Traditionally bench jewelers would either hand cut azures with a
graver, or feed a saw blade through each hole and meticulously

cut each opening. Although resulting in fine cut azures, both
methods are extremely time consuming.

A Simpler Method

Many jewelers today cut azures using a bud or cone bur. This
produces a round cone shaped cutout. This method is quick and easy,
and it does remove the burs left from drilling and allows for easier
cleaning behind the stones. Although, better than no clean up at
all, it does lack in adding a design element to the back of the
jewelry. It also does not maximize the removal of metal to lighten
the weight of the jewelry. This method should be seen as the minimum
requirement, and avoided on finer, high-quality jewelry.

Cutting Azures Using Burs

Professional looking azures can be cut fairly easily using a
combination of burs, in considerably less time than cutting by hand
using gravers or a saw.

Cutting Azures with burs is an advanced technique. Only bench
jewelers who have developed their skills of cutting with burs should
attempt it. As with learning any new technique - practice cutting
azures on a piece of scrap metal before attempting to use this
technique on actual jewelry.

Although a square shaped cutout is most common, a number of different
patterns or combination of patterns can be created with azures.
Before beginning to cut the azures sketch different pattern designs
to find one that is most pleasing to you and fits the area of the
jewelry. By combining triangular, square, pentagon, hexagon, or
octagon shapes a variety of designs can be made.

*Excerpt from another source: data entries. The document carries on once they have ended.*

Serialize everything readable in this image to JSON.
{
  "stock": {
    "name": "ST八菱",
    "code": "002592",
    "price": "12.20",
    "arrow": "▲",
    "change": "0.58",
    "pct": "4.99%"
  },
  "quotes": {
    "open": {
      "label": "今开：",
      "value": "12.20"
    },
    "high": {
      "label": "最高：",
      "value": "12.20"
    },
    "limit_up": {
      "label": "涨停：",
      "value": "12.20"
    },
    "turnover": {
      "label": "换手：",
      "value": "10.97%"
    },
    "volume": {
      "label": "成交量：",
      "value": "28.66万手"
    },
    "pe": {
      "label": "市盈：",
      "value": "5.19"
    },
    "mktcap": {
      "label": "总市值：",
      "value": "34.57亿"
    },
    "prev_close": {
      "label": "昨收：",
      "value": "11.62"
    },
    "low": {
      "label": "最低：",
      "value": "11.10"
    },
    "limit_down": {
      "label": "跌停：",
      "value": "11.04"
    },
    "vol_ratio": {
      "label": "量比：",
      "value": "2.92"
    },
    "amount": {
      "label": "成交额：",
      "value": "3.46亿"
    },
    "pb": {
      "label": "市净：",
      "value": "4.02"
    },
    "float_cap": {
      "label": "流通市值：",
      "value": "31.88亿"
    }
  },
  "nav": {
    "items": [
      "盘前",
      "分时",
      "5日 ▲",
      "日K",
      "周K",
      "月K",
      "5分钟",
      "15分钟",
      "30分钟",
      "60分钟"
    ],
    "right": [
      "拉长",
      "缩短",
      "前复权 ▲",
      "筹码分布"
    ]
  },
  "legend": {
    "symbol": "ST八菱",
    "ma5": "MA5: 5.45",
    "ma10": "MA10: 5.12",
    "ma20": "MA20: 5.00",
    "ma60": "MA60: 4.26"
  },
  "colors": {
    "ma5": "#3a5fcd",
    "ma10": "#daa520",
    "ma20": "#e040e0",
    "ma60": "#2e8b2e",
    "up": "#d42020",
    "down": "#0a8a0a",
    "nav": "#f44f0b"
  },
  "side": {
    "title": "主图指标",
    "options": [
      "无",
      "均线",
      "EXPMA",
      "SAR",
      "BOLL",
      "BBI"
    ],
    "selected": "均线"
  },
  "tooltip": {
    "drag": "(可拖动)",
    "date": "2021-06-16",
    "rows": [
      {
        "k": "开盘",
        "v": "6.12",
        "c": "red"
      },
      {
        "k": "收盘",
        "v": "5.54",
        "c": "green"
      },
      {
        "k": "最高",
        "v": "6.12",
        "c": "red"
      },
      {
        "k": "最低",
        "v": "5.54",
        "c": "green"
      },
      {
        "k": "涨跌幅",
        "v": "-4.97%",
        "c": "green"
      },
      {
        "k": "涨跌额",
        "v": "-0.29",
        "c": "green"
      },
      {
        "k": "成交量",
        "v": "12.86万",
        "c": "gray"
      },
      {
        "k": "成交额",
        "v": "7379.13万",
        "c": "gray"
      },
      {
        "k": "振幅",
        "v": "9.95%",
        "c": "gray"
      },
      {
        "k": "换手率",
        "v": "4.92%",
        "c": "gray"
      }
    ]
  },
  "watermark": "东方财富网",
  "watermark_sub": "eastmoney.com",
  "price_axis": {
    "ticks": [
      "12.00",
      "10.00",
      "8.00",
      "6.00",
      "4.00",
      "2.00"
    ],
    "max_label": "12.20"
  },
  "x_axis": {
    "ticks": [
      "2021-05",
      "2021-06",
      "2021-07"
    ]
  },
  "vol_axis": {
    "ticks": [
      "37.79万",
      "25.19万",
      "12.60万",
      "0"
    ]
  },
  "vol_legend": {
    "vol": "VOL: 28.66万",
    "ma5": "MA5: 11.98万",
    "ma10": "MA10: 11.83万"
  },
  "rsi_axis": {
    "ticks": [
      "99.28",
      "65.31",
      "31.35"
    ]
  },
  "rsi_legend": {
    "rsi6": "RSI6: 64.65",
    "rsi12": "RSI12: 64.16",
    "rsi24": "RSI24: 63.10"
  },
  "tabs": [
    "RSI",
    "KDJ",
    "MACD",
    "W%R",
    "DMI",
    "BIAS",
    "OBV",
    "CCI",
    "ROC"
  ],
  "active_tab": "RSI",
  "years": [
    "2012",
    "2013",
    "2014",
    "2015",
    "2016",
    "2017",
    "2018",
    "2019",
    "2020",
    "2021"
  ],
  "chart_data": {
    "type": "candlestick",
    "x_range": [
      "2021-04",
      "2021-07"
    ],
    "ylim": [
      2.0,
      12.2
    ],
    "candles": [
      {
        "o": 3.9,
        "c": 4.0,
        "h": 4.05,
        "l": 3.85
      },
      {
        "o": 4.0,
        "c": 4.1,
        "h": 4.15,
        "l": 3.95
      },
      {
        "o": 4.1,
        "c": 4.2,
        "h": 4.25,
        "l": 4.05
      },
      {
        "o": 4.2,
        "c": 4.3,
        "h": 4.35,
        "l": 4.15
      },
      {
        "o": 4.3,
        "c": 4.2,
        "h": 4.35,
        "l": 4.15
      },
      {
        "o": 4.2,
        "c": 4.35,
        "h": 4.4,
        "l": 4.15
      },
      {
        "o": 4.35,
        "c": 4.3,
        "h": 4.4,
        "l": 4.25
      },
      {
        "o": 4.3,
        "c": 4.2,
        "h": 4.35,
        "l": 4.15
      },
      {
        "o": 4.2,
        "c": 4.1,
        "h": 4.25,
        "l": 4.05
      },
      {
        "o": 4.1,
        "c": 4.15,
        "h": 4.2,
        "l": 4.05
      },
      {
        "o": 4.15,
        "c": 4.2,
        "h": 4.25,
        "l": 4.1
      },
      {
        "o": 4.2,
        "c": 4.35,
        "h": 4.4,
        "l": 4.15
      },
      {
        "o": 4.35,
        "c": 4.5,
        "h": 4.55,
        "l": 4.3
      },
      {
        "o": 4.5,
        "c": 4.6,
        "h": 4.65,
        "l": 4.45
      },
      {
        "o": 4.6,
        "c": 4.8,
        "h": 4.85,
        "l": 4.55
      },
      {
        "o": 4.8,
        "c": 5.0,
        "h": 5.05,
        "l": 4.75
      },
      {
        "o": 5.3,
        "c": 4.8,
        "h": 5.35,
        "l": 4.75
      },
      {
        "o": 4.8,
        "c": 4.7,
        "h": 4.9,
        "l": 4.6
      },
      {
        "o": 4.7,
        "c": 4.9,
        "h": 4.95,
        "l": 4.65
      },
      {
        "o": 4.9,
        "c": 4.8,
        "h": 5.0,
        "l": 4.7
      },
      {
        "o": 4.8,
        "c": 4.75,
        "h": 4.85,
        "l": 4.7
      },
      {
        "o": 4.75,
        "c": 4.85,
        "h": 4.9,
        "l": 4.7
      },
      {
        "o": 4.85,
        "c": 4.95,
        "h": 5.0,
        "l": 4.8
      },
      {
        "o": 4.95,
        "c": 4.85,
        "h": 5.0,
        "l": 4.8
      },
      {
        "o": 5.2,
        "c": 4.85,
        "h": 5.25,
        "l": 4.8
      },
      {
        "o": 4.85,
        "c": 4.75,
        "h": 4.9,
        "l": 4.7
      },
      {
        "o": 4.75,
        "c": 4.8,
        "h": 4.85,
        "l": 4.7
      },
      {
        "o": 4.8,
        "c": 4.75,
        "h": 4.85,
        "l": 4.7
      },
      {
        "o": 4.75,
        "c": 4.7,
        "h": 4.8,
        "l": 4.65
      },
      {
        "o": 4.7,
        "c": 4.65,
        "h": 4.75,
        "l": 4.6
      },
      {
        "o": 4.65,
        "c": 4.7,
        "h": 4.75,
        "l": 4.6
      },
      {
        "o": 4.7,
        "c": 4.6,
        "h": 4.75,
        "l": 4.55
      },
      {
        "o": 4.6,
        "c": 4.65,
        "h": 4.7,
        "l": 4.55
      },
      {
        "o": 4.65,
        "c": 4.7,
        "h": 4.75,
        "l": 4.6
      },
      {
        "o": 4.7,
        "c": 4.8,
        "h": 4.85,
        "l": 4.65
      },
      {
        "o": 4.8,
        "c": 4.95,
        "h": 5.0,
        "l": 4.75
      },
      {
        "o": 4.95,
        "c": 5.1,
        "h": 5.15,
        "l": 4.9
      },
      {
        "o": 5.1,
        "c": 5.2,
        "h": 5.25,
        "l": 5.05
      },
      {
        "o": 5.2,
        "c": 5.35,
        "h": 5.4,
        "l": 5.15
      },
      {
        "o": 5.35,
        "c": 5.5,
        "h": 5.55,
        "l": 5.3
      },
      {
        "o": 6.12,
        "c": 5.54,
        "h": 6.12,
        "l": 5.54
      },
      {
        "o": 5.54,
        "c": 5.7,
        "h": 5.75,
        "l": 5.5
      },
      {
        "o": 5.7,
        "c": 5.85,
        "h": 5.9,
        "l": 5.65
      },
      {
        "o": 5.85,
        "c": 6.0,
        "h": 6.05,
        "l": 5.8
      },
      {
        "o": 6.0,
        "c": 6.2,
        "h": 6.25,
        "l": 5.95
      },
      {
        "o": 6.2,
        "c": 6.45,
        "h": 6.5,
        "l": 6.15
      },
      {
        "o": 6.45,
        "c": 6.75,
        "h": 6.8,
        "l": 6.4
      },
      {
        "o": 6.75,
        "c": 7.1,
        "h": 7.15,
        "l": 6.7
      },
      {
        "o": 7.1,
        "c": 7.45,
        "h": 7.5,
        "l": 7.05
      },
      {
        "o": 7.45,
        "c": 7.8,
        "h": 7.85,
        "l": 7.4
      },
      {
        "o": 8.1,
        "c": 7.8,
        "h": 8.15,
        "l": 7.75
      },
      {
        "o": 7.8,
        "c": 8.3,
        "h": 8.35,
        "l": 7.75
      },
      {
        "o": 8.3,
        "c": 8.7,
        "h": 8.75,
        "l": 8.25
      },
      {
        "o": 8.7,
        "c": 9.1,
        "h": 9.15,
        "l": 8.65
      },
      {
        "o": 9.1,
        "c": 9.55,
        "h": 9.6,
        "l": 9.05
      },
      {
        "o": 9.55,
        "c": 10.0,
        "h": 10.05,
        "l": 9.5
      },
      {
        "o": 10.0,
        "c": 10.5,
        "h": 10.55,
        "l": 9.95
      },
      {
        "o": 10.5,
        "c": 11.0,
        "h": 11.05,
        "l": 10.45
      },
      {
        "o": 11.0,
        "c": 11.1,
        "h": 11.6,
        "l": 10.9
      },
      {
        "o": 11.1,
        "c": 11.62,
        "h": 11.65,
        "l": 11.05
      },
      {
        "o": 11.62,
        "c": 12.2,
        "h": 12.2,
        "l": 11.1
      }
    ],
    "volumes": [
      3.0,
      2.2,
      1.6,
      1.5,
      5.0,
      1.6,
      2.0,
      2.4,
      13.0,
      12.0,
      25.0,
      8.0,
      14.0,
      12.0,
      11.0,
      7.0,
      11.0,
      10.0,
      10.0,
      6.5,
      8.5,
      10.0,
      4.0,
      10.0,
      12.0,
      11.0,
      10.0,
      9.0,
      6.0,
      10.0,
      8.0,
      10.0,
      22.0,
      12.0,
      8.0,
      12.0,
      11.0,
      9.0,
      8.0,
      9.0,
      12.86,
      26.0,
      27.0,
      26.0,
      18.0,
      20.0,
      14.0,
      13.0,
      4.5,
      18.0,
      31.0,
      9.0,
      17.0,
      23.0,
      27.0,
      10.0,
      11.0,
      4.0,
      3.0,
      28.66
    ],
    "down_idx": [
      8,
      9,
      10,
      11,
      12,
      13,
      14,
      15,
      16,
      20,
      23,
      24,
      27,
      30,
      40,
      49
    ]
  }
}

To begin, cut a tapered hole with a bud bur in the backside of the
hole drilled for the stone. Then, using a hart bur held
perpendicular to the jewelry, cut the corners in each hole. Start
at the center of the hole and cut a line upwards to the surface to
form each of the corners.

Next, use a small wheel bur to clean away the metal between the
corners. Use the end face of the bur to cut the flat side of the
azure. Caution: Make certain you hold the bur at an angle to the
surface of the jewelry. Cutting straight down will remove the metal
needed for the seat to hold the stone.

Then use a polished flat graver to clean up and polish your cuts. If
necessary, a small bristle brush with rouge can be used to polish the
azures. With a little practice, you can easily cut professional
looking azures in just a few minutes.